A deal between the British government and the country’s biggest banks on pay and business lending, known as Project Merlin, is expected to be announced around midday London time, said two people familiar with the discussions.
The agreement between the banks and Chancellor of the Exchequer George Osborne will be announced around prime minister’s question time today, one of the people said. Questions to Prime Minister David Cameron in the House of Commons start at midday.
Lloyds Banking Group Plc, Barclays Plc, HSBC Holdings Plc, Royal Bank of Scotland Group Plc and Banco Santander U.K. are expected to agree to make loans of about 190 billion pounds ($306 billion) this year to companies with fewer than 250 employees, said the people, who declined to be identified because the talks are confidential. Bonus restraint will also be included in the document.
The deal follows 10 weeks of talks between government and lenders, and comes a day after Osborne told the banks they would have to pay an additional 800 million pounds in tax by April. That announcement angered the banks, who hadn’t been informed of the decision before it was made, a person familiar with the banks’ position said yesterday.

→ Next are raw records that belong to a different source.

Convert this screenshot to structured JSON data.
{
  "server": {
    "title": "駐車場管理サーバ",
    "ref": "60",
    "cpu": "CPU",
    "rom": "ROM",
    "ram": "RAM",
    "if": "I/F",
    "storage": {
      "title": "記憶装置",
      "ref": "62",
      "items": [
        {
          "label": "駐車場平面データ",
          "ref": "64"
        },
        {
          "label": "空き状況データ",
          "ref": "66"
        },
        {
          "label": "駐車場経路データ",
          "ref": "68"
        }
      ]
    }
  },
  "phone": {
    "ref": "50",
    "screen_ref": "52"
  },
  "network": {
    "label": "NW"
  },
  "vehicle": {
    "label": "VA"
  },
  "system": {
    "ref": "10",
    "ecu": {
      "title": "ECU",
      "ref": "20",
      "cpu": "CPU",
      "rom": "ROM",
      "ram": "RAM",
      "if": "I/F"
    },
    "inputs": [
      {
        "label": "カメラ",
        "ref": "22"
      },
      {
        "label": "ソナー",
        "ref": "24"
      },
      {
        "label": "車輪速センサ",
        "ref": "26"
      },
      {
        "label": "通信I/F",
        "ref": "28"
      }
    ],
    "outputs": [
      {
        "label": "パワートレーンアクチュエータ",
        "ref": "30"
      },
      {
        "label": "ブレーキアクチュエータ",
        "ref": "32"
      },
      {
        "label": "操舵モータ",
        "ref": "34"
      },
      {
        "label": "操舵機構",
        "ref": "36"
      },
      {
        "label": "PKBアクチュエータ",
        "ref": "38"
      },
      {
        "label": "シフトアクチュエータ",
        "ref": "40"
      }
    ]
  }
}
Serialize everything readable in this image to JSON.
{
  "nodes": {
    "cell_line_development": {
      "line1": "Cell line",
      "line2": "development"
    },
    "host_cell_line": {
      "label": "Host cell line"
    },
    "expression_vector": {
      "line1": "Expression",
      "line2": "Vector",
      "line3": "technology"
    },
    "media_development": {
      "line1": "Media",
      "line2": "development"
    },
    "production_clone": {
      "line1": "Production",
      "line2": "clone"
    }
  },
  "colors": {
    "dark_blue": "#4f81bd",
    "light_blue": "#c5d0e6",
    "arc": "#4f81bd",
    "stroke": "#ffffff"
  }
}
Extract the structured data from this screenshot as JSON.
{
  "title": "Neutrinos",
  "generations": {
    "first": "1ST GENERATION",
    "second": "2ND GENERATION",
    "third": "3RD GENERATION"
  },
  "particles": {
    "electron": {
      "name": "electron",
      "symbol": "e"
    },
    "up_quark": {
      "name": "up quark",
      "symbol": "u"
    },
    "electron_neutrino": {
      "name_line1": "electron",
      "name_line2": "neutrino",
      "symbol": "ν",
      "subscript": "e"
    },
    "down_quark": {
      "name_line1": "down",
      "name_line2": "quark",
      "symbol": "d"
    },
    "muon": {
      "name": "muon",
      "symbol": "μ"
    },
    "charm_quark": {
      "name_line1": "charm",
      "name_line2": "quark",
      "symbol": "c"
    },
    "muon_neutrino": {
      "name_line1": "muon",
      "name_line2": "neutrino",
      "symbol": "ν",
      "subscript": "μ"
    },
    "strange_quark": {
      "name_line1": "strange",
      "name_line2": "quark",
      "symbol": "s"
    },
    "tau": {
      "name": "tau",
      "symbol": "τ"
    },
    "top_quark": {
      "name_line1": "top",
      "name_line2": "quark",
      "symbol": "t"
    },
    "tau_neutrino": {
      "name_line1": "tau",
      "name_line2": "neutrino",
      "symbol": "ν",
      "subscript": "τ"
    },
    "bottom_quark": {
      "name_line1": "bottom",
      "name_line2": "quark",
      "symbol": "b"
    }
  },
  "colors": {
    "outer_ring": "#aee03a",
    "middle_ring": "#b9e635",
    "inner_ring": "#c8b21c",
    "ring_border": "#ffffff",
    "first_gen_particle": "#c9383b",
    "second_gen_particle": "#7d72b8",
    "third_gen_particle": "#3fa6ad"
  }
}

“The government has not got as much as they hoped from the banks and the levy increase is one way of suggesting they are tough,” Tim Bale, professor of politics at Sussex University, said in a telephone interview. “It’s a pretty transparent way of doing it.”
Four of the banks will also agree to disclose the remuneration details of the five most senior employees below board level, though not their names, one of the people said.
Sky News reported the announcement earlier today.